8. After hearing both the sides, we hold that the Tribunal had arrived at a conclusion after going through the facts of the case, the judgment cited by the authorised representative does not help the applicant. In the said judgment, the explanation of the appellant was not accepted in respect of cash credits given by the assessee and the penalty was based on the findings of the assessment proceedings. But in the instant case, the Court had given finding or fact on the basis of the balance sheet filed by the applicant. This court had rightly held while disposing of the miscellaneous application that in respect of a debatable point of law or acceptance of evidence, it cannot be said that this is a mistake apparent from record. It is so held by the Hon'ble Supreme Court in the case of Balaram v. Volkart Bros, reported in 82 ITR 50 that a decision on a debatable point of law or failure to apply the law to a set of facts which remain to be investigated, cannot be corrected by way of rectification. (Not cited by the parties). During the course of arguments, we had fought this judgment to the notice of the learned authorised representative Shri P.R. Biswas as well as the learned S.D.R. Shri A.K. Saha.

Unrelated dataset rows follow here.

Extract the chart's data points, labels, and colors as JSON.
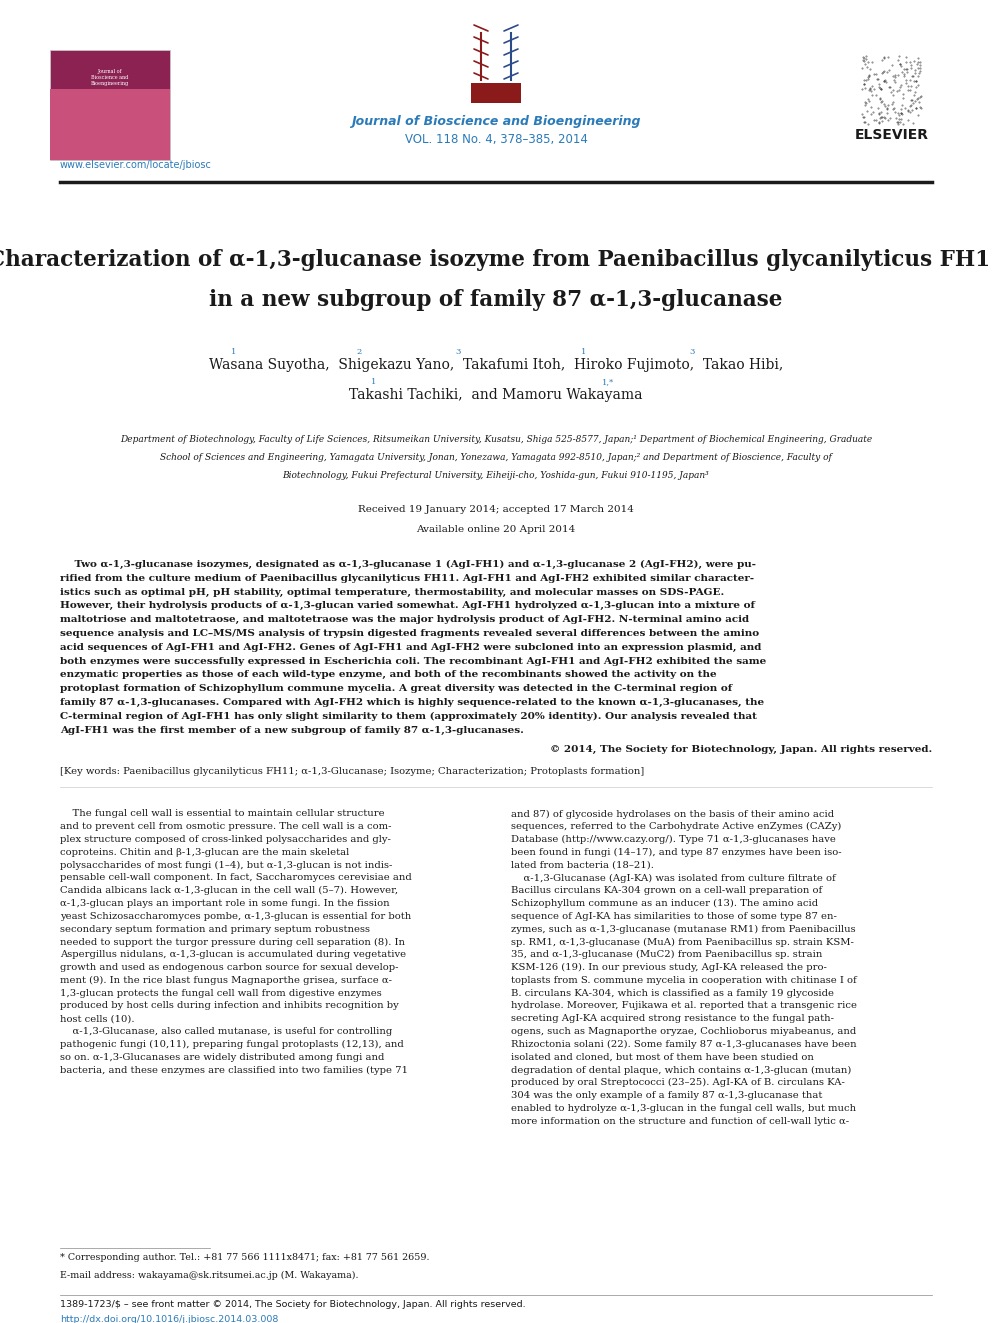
{
  "page_width": 9.92,
  "page_height": 13.23,
  "background_color": "#ffffff",
  "journal_name": "Journal of Bioscience and Bioengineering",
  "journal_volume": "VOL. 118 No. 4, 378–385, 2014",
  "journal_color": "#2b7bb9",
  "elsevier_text": "ELSEVIER",
  "website": "www.elsevier.com/locate/jbiosc",
  "website_color": "#2b7bb9",
  "title_color": "#1a1a1a",
  "authors_color": "#1a1a1a",
  "affiliation_color": "#1a1a1a",
  "received": "Received 19 January 2014; accepted 17 March 2014",
  "available": "Available online 20 April 2014",
  "dates_color": "#1a1a1a",
  "copyright": "© 2014, The Society for Biotechnology, Japan. All rights reserved.",
  "keywords": "[Key words: Paenibacillus glycanilyticus FH11; α-1,3-Glucanase; Isozyme; Characterization; Protoplasts formation]",
  "footnote_star": "* Corresponding author. Tel.: +81 77 566 1111x8471; fax: +81 77 561 2659.",
  "footnote_email": "E-mail address: wakayama@sk.ritsumei.ac.jp (M. Wakayama).",
  "footer_left": "1389-1723/$ – see front matter © 2014, The Society for Biotechnology, Japan. All rights reserved.",
  "footer_doi": "http://dx.doi.org/10.1016/j.jbiosc.2014.03.008",
  "footer_doi_color": "#2b7bb9",
  "link_color": "#2b7bb9",
  "body_text_color": "#1a1a1a",
  "header_line_color": "#1a1a1a",
  "superscript_color": "#2b7bb9",
  "abstract_lines": [
    "    Two α-1,3-glucanase isozymes, designated as α-1,3-glucanase 1 (AgI-FH1) and α-1,3-glucanase 2 (AgI-FH2), were pu-",
    "rified from the culture medium of Paenibacillus glycanilyticus FH11. AgI-FH1 and AgI-FH2 exhibited similar character-",
    "istics such as optimal pH, pH stability, optimal temperature, thermostability, and molecular masses on SDS-PAGE.",
    "However, their hydrolysis products of α-1,3-glucan varied somewhat. AgI-FH1 hydrolyzed α-1,3-glucan into a mixture of",
    "maltotriose and maltotetraose, and maltotetraose was the major hydrolysis product of AgI-FH2. N-terminal amino acid",
    "sequence analysis and LC–MS/MS analysis of trypsin digested fragments revealed several differences between the amino",
    "acid sequences of AgI-FH1 and AgI-FH2. Genes of AgI-FH1 and AgI-FH2 were subcloned into an expression plasmid, and",
    "both enzymes were successfully expressed in Escherichia coli. The recombinant AgI-FH1 and AgI-FH2 exhibited the same",
    "enzymatic properties as those of each wild-type enzyme, and both of the recombinants showed the activity on the",
    "protoplast formation of Schizophyllum commune mycelia. A great diversity was detected in the C-terminal region of",
    "family 87 α-1,3-glucanases. Compared with AgI-FH2 which is highly sequence-related to the known α-1,3-glucanases, the",
    "C-terminal region of AgI-FH1 has only slight similarity to them (approximately 20% identity). Our analysis revealed that",
    "AgI-FH1 was the first member of a new subgroup of family 87 α-1,3-glucanases."
  ],
  "col1_lines": [
    "    The fungal cell wall is essential to maintain cellular structure",
    "and to prevent cell from osmotic pressure. The cell wall is a com-",
    "plex structure composed of cross-linked polysaccharides and gly-",
    "coproteins. Chitin and β-1,3-glucan are the main skeletal",
    "polysaccharides of most fungi (1–4), but α-1,3-glucan is not indis-",
    "pensable cell-wall component. In fact, Saccharomyces cerevisiae and",
    "Candida albicans lack α-1,3-glucan in the cell wall (5–7). However,",
    "α-1,3-glucan plays an important role in some fungi. In the fission",
    "yeast Schizosaccharomyces pombe, α-1,3-glucan is essential for both",
    "secondary septum formation and primary septum robustness",
    "needed to support the turgor pressure during cell separation (8). In",
    "Aspergillus nidulans, α-1,3-glucan is accumulated during vegetative",
    "growth and used as endogenous carbon source for sexual develop-",
    "ment (9). In the rice blast fungus Magnaporthe grisea, surface α-",
    "1,3-glucan protects the fungal cell wall from digestive enzymes",
    "produced by host cells during infection and inhibits recognition by",
    "host cells (10).",
    "    α-1,3-Glucanase, also called mutanase, is useful for controlling",
    "pathogenic fungi (10,11), preparing fungal protoplasts (12,13), and",
    "so on. α-1,3-Glucanases are widely distributed among fungi and",
    "bacteria, and these enzymes are classified into two families (type 71"
  ],
  "col2_lines": [
    "and 87) of glycoside hydrolases on the basis of their amino acid",
    "sequences, referred to the Carbohydrate Active enZymes (CAZy)",
    "Database (http://www.cazy.org/). Type 71 α-1,3-glucanases have",
    "been found in fungi (14–17), and type 87 enzymes have been iso-",
    "lated from bacteria (18–21).",
    "    α-1,3-Glucanase (AgI-KA) was isolated from culture filtrate of",
    "Bacillus circulans KA-304 grown on a cell-wall preparation of",
    "Schizophyllum commune as an inducer (13). The amino acid",
    "sequence of AgI-KA has similarities to those of some type 87 en-",
    "zymes, such as α-1,3-glucanase (mutanase RM1) from Paenibacillus",
    "sp. RM1, α-1,3-glucanase (MuA) from Paenibacillus sp. strain KSM-",
    "35, and α-1,3-glucanase (MuC2) from Paenibacillus sp. strain",
    "KSM-126 (19). In our previous study, AgI-KA released the pro-",
    "toplasts from S. commune mycelia in cooperation with chitinase I of",
    "B. circulans KA-304, which is classified as a family 19 glycoside",
    "hydrolase. Moreover, Fujikawa et al. reported that a transgenic rice",
    "secreting AgI-KA acquired strong resistance to the fungal path-",
    "ogens, such as Magnaporthe oryzae, Cochlioborus miyabeanus, and",
    "Rhizoctonia solani (22). Some family 87 α-1,3-glucanases have been",
    "isolated and cloned, but most of them have been studied on",
    "degradation of dental plaque, which contains α-1,3-glucan (mutan)",
    "produced by oral Streptococci (23–25). AgI-KA of B. circulans KA-",
    "304 was the only example of a family 87 α-1,3-glucanase that",
    "enabled to hydrolyze α-1,3-glucan in the fungal cell walls, but much",
    "more information on the structure and function of cell-wall lytic α-"
  ]
}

The Tribunal after considering the facts and materials and the legal pronouncement observed that the finding of the Tribunal is a finding of fact and no question of law does arise out of aforesaid order of the Tribunal. In the result, the reference application is rejected.

9. The respondent has filed cross-objection to the reference application dated 21st December, 1983, the same was presented in the Registry on the 21st December, 1983. The cross-reference application filed by the revenue is barred by time and the learned S.D.R. has not been able to justify his claim for confirmation of delay. The cross-reference application being hit by limitation is dismissed.